A saúde mental é também uma questão de saúde pública, mas o Estado não tem dado a mão às associações que estão na linha da frente no combate ao suicídio. No período mais complicado a Voz amiga deixou apelos ao parlamento e à Câmara Municipal de Lisboa, mas foram em vão.
A associação recuperou, mas “não por causa do Estado, infelizmente”. “Se tivéssemos mais apoio do Estado, poderíamos chegar a mais pessoas e ser uma entidade ainda maior e com intervenção directa na vida das pessoas que se dirigem, por exemplo, ao Serviço Nacional de Saúde. Embora o SOS Voz Amiga esteja indicado no plano nacional de prevenção do suicídio, o Estado ainda não nos ligou muito, o que é pena, mas estamos abertos a ouvir propostas interessantes”, lamenta Mafalda Pedra Soares.
Nos últimos anos, a saúde mental tem sido um tema mais debatido e parece que aos poucos o estigma está a diminuir.
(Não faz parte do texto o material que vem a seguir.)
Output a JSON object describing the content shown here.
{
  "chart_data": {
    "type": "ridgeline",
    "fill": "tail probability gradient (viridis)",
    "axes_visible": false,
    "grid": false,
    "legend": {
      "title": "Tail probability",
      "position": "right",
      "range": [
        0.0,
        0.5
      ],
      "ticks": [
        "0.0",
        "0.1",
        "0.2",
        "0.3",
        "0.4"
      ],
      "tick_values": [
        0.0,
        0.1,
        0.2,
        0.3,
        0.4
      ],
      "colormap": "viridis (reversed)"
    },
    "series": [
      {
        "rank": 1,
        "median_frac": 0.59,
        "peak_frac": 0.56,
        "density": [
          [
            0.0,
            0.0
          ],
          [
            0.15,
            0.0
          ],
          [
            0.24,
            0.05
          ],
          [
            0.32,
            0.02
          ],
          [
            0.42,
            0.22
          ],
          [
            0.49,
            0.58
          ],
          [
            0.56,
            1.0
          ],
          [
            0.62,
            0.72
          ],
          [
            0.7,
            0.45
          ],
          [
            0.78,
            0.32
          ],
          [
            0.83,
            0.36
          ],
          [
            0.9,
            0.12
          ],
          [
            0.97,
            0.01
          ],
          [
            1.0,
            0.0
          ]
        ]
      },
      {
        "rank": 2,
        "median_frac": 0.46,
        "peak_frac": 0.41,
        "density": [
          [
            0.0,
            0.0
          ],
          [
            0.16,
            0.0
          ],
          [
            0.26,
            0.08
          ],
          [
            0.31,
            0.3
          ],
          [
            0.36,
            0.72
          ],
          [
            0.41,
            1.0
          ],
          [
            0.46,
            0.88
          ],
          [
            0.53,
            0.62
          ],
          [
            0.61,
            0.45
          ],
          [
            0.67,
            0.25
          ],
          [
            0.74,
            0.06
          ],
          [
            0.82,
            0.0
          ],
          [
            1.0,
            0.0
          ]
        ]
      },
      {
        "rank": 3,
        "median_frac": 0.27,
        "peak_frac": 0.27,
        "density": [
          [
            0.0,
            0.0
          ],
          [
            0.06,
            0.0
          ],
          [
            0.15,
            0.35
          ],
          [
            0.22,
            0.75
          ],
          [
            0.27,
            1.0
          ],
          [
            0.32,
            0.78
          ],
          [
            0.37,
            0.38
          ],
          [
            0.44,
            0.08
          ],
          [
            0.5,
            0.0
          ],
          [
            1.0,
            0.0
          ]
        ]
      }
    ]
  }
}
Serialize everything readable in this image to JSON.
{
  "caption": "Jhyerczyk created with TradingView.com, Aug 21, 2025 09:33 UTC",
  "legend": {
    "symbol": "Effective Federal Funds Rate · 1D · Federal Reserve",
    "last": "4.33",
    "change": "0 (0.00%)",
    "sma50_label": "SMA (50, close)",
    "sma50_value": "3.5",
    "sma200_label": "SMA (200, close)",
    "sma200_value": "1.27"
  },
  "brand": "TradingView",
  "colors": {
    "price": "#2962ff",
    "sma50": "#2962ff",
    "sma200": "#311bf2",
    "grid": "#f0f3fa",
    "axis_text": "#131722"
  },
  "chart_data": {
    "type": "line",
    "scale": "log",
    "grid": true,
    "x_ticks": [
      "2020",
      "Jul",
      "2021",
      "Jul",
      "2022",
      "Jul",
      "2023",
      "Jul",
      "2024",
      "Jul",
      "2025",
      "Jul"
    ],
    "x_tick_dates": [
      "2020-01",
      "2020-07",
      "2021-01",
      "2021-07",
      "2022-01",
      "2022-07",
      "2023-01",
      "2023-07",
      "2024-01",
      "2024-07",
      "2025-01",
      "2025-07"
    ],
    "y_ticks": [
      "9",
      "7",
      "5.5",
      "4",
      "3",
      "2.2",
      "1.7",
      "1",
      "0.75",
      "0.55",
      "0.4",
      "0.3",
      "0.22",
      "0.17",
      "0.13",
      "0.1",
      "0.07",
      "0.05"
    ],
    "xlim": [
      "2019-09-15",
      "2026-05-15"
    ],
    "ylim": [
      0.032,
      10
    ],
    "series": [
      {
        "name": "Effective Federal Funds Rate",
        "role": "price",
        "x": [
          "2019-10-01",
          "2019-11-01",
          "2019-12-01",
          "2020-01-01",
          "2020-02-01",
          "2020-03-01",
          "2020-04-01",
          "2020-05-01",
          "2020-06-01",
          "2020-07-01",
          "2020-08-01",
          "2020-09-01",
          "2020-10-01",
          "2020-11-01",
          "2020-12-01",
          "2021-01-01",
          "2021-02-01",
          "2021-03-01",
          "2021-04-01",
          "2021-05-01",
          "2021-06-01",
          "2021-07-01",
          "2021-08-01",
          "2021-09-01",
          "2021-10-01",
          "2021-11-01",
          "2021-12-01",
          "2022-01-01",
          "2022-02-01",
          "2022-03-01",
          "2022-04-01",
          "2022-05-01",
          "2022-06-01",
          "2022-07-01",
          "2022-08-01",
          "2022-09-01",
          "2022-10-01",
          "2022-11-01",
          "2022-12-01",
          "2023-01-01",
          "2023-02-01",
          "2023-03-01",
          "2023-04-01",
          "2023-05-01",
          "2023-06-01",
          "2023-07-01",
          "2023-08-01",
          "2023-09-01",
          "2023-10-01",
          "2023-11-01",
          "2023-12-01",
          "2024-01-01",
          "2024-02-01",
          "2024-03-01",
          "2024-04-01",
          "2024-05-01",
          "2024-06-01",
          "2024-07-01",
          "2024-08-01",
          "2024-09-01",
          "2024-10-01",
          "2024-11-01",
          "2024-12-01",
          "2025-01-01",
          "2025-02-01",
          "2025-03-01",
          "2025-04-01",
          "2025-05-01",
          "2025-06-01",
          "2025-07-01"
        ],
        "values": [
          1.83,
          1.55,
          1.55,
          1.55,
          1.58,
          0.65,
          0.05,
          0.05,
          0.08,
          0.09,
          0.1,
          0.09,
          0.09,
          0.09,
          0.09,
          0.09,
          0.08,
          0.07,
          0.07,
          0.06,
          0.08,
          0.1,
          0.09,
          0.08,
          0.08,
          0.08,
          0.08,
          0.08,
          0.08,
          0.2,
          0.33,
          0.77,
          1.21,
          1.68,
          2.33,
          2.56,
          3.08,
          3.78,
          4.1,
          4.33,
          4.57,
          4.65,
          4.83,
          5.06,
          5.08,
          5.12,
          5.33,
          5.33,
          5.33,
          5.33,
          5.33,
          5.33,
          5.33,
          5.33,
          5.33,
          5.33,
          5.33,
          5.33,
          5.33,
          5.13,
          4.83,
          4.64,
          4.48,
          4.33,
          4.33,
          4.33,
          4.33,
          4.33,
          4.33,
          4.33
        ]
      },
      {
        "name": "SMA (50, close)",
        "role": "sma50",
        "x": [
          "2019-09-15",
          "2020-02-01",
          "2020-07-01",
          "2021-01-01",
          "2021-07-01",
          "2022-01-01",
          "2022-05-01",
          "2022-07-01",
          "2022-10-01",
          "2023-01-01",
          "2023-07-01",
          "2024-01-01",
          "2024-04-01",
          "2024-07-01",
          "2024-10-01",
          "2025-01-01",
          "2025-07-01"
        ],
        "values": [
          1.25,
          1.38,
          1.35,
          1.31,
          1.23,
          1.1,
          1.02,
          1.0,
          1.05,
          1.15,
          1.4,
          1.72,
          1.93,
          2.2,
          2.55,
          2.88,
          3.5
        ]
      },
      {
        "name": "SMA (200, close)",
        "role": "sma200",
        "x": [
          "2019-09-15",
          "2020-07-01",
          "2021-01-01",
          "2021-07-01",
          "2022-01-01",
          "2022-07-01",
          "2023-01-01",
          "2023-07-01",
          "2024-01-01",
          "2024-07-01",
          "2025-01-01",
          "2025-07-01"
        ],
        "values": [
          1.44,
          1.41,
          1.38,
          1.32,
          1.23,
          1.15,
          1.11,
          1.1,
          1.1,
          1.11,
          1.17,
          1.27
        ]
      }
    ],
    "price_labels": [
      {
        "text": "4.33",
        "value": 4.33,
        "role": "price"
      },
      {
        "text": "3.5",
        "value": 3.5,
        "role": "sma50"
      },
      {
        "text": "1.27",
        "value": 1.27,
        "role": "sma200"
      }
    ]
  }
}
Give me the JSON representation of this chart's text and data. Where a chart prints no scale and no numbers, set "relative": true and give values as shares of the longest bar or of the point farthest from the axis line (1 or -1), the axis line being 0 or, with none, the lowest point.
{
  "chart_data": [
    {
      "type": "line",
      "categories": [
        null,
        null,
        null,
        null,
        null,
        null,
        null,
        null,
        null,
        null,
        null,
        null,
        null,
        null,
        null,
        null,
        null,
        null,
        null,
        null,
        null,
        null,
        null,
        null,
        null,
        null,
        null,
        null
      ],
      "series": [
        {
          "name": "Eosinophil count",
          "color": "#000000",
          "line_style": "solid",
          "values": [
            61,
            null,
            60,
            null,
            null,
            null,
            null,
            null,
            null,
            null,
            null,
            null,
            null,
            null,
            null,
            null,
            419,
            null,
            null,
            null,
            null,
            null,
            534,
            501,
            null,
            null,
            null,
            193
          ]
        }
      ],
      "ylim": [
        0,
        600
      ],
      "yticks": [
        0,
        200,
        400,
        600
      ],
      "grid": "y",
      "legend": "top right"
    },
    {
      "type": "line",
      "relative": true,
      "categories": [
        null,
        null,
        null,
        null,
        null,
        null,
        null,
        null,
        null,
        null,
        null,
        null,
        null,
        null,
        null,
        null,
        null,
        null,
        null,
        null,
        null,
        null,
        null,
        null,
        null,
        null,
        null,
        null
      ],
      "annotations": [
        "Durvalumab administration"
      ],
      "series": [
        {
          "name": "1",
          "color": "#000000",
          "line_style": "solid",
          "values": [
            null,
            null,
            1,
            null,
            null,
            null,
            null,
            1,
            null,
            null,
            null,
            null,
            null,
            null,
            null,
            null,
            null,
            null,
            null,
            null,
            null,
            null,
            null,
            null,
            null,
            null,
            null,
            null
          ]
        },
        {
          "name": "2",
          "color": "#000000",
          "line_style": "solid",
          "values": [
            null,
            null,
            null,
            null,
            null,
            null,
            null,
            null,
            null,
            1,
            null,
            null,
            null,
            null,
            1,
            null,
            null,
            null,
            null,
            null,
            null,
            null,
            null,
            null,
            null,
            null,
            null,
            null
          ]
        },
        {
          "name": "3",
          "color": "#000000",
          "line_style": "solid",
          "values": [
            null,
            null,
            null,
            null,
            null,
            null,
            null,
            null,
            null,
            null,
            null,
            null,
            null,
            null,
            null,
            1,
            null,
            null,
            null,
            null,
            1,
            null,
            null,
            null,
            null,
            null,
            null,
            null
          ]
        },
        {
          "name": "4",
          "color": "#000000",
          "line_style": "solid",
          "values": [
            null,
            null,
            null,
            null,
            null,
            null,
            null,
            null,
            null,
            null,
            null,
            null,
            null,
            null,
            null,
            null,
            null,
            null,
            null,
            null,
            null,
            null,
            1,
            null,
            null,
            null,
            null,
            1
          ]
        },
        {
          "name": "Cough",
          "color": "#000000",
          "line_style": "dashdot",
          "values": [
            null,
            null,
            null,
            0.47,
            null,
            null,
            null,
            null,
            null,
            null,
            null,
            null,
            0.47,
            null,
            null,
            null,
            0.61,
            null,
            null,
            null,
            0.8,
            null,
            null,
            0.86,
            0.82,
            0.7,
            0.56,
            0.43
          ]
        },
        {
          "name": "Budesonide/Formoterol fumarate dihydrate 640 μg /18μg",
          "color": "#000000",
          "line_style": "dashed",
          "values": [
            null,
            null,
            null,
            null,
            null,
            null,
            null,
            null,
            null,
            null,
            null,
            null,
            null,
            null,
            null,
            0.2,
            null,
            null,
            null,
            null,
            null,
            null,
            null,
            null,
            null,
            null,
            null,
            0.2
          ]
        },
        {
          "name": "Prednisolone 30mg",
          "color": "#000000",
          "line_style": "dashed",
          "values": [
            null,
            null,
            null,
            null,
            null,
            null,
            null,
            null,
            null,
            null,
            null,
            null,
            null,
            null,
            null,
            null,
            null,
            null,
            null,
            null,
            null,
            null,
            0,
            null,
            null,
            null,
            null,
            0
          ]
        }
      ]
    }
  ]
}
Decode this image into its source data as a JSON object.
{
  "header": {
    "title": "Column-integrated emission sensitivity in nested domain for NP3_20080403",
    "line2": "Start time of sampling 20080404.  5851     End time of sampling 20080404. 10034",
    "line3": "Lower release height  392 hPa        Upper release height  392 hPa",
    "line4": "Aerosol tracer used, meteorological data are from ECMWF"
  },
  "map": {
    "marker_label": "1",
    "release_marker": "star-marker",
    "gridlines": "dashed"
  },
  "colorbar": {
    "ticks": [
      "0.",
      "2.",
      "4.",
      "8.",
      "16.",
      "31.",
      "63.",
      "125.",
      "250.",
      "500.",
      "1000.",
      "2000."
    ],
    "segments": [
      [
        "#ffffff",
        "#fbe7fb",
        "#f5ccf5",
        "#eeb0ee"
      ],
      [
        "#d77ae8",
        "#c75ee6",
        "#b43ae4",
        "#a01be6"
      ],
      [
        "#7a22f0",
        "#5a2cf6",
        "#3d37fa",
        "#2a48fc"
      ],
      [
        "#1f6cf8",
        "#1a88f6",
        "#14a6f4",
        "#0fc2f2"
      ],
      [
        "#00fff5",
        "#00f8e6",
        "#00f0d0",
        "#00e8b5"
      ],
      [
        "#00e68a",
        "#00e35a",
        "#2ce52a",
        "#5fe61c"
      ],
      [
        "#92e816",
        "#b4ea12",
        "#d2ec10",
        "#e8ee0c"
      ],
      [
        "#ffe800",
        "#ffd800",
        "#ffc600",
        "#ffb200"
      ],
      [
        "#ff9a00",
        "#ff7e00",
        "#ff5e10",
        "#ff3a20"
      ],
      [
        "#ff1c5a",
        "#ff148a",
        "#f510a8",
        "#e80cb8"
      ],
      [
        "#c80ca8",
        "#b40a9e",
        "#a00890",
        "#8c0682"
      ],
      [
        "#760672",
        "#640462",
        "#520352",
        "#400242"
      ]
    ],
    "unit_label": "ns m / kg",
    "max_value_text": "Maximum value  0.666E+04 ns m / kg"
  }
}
Apesar dos homens serem as maiores vítimas do suicídio, a maior parte dos apelantes à SOS Voz Amiga há dez anos eram mulheres – mas esse paradigma tem mudado, um sinal da evolução dos tempos.
“O estigma continua, sem dúvida nenhuma, mas noto um aligeirar. Pode ser feito mais trabalho nos centros de saúde e nas escolas e universidades, com acções bem planeadas”, propõe a voluntária. A associação tem um protocolo com a Escola Superior de Comunicação Social que pretende acabar com os receios dos jovens que precisem de ajuda e realça a importância de haver “programas positivos sobre a saúde mental” nos media.
Este foco nos jovens ganha ainda mais relevância depois do relatório divulgado hoje pela Ordem dos Psicólogos chamado “Vamos Falar sobre o Suicídio” mostrar que esta é a segunda causa de morte entre os jovens em todo o mundo entre os 15 e os 34 anos.
Mafalda Pedra Soares termina com conselhos para quem estiver a sofrer com pensamentos suicidas ou depressão ou conheça alguém nessa situação. “Deve haver logo um profunda interesse nessa pessoa, que passa por observar o que está a correr mal na vida dela e escutá-la com muita atenção, ter paciência. O próximo passo e o mais importante é procurar ajuda profissional“, conclui.
Pode contactar a linha SOS Voz Amiga todos os dias através dos números 213 544 545, 912 802 669 e 963 524 660, entre as 15h30 e a 0h30 e em regime de total confidencialidade e anonimato.